Dalam buku “leading in Crisis”, Robby Djohan mengingatkan beberapa hal dalam melewati koridor krisis (h. 155-163). Ini patut dipertimbangkan bagi pemimpin ketika menghadapi krisis dalam perusahaan atau organisasinya:

Pertama, pemimpin perlu memiliki fokus dalam menyelesaikan masalah yaitu yang paling menjadi pokok masalah, dan dengan suatu keyakinan bahwa itu dapat diselesaikan. Bila itu terjadi maka kita sudah memenangkan setengah dari peperangan itu. Seringkali kita terjebak kepada begitu banyaknya masalah sehingga tidak tahu mana yang menjadi pokok masalah.

Kedua, penting membentuk tim kepemimpinan yang sehati dan mengerti atau cakap dalam menyelesaikan masalah. Dalam tim tidak boleh ada keraguan serta kebingungan dalam mengimplementasikan strategi mengatasi masalah.

Ketiga, penyelesaian yang tidak fokus akan menyebabkan penyelesaian itu berdasarkan permintaan (demand-based) dan bukan berdasarkan kebutuhan (need-based). Banyak kali di Indonesia penyelesaian masalah karena ada desakan publik, namun tidak melihat substansi dari masalah itu sendiri.

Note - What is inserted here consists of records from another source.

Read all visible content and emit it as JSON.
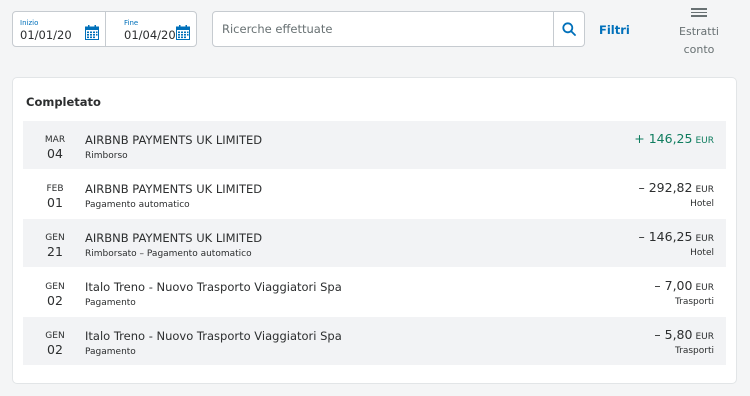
{
  "filters": {
    "start_label": "Inizio",
    "start_value": "01/01/20",
    "end_label": "Fine",
    "end_value": "01/04/20",
    "calendar_icon": "calendar-icon",
    "search_placeholder": "Ricerche effettuate",
    "search_icon": "search-icon",
    "filters_label": "Filtri",
    "statements_label": "Estratti conto",
    "statements_icon": "hamburger-menu-icon",
    "accent_color": "#0070ba"
  },
  "section": {
    "title": "Completato"
  },
  "transactions": [
    {
      "month": "MAR",
      "day": "04",
      "name": "AIRBNB PAYMENTS UK LIMITED",
      "subtitle": "Rimborso",
      "amount": "+ 146,25",
      "currency": "EUR",
      "category": ""
    },
    {
      "month": "FEB",
      "day": "01",
      "name": "AIRBNB PAYMENTS UK LIMITED",
      "subtitle": "Pagamento automatico",
      "amount": "– 292,82",
      "currency": "EUR",
      "category": "Hotel"
    },
    {
      "month": "GEN",
      "day": "21",
      "name": "AIRBNB PAYMENTS UK LIMITED",
      "subtitle": "Rimborsato – Pagamento automatico",
      "amount": "– 146,25",
      "currency": "EUR",
      "category": "Hotel"
    },
    {
      "month": "GEN",
      "day": "02",
      "name": "Italo Treno - Nuovo Trasporto Viaggiatori Spa",
      "subtitle": "Pagamento",
      "amount": "– 7,00",
      "currency": "EUR",
      "category": "Trasporti"
    },
    {
      "month": "GEN",
      "day": "02",
      "name": "Italo Treno - Nuovo Trasporto Viaggiatori Spa",
      "subtitle": "Pagamento",
      "amount": "– 5,80",
      "currency": "EUR",
      "category": "Trasporti"
    }
  ],
  "colors": {
    "positive_amount": "#0f7d5f",
    "row_shade": "#f2f3f5"
  }
}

Keempat, pentingnya kecepatan waktu dalam pengambilan keputusan. Jadi identifikasi masalah dan solusi harus cepat, karena jika tidak diambil dalam waktu yang cepat maka bawahan akan menjadi frustrasi dan kehilangan kepercayaan kepada kepemimpinan. Banyak kali pemimpin terlalu banyak pertimbangan sehingga sangat lambat dalam pengambilan keputusan.